Otro gran mito en torno al descubrimiento de América es que los tripulantes de las carabelas comandadas por Colón eran prisioneros en España y que a todos ellos se les estaba dando la “oportunidad” de reivindicarse de sus errores gracias al viaje. Es por eso que se dice que los colonizadores de nuestro continente habrían sido de la más baja calaña. Esto, sin embargo, es absolutamente falso. El profesor Rosati asegura que  “primero, tenemos la certeza que los marineros de la época eran pescadores, gente de mar. Difícilmente escriben, tienen un nivel cultural bajísimo y sí, efectivamente están siempre reñidos con la ley. Ahora, ninguno de los tripulantes  –y yo tengo los nombres de los 90 que venían en la nave y las dos carabelas- eran personas como estas. Al contrario, los que viajaban con Colón eran personas vinculadas a las grandes familias; los Niño, los Pinzón… eran gente de la zona, gente de primera, que ayudarán muchísimo a Colón durante el viaje”.

Cristóbal Colón, por su parte, era un marino que había navegado en las galeras genovesas, había participado en el comercio del azúcar, de la almáciga… un comerciante.
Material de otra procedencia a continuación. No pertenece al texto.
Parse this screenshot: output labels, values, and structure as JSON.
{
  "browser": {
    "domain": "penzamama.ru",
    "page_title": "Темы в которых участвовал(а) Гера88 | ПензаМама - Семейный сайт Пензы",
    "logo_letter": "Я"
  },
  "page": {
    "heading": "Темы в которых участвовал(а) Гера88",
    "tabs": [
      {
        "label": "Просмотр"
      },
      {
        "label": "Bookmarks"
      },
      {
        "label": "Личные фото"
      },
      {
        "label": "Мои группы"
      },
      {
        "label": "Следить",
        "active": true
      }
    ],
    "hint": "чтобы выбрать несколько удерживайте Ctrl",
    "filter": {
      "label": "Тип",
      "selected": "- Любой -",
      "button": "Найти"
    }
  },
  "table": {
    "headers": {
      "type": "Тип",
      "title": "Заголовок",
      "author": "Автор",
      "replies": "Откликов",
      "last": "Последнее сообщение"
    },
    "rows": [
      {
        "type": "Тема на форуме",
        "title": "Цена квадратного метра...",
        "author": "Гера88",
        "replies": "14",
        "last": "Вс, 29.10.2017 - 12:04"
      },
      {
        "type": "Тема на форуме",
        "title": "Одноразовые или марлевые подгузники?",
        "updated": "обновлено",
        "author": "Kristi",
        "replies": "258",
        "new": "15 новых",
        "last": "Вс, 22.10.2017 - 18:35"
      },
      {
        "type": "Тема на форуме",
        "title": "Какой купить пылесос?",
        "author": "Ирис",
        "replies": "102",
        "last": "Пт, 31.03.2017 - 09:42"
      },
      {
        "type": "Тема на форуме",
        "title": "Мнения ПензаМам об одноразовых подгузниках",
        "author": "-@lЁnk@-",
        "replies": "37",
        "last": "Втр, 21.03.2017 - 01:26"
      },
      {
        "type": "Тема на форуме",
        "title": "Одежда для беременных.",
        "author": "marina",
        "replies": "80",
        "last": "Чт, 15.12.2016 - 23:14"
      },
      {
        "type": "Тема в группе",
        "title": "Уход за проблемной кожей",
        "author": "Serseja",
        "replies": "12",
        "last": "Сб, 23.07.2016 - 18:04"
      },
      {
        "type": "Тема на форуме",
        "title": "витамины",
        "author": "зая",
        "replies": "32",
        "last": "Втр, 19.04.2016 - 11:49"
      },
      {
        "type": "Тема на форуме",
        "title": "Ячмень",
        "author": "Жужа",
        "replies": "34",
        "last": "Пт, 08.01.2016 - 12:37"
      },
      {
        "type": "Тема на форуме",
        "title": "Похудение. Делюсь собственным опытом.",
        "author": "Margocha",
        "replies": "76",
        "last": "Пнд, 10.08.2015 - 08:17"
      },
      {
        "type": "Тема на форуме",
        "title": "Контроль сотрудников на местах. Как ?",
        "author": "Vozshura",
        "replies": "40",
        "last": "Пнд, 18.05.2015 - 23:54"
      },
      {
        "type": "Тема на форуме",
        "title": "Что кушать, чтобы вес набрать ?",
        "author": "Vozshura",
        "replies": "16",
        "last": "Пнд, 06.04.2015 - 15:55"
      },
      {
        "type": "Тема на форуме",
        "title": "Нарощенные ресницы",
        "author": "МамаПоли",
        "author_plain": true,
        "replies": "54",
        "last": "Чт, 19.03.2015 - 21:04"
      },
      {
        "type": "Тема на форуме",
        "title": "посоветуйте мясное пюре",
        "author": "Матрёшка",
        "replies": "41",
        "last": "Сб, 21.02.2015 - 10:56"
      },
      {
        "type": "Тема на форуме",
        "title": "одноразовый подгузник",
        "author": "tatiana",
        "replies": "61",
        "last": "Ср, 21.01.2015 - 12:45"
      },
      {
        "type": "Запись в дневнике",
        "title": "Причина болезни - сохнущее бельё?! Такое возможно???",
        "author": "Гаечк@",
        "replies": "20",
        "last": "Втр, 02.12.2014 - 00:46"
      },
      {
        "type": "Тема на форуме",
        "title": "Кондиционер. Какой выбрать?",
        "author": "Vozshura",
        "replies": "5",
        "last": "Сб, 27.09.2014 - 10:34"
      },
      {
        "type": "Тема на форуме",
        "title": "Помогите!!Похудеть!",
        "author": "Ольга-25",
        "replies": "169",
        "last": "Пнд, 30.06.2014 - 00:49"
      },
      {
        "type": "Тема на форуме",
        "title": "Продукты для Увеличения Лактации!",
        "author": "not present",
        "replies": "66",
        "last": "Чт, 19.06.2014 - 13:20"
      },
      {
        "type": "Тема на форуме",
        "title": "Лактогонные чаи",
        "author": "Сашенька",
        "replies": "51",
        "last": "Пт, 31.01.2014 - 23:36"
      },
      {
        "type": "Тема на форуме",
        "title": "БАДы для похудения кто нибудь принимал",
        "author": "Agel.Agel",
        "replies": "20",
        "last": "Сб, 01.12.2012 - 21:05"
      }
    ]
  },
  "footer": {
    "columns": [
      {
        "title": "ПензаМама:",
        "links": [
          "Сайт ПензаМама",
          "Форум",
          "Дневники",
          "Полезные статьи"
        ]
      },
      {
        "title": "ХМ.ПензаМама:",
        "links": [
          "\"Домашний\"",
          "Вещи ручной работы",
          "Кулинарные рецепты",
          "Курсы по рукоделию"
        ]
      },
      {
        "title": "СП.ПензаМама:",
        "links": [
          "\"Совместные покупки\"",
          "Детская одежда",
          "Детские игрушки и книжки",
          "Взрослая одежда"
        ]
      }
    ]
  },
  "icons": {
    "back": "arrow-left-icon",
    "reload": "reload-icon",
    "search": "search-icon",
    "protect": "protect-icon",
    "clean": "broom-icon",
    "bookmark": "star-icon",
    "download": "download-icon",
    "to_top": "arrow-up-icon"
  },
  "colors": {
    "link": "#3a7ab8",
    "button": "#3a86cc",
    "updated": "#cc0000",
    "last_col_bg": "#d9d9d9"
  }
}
Tenía una vasta experiencia en el mar y eso, sumado a  que en esa época habían llegado instrumentos como la brújula o el astrolabio, pudo hacerse factible que su idea de viajar por otras rutas no fuera tan mala después de todo. “Lo único reprochable de Colón, es que fue un pésimo administrador de lo maravilloso que había descubierto”, finaliza Roseti.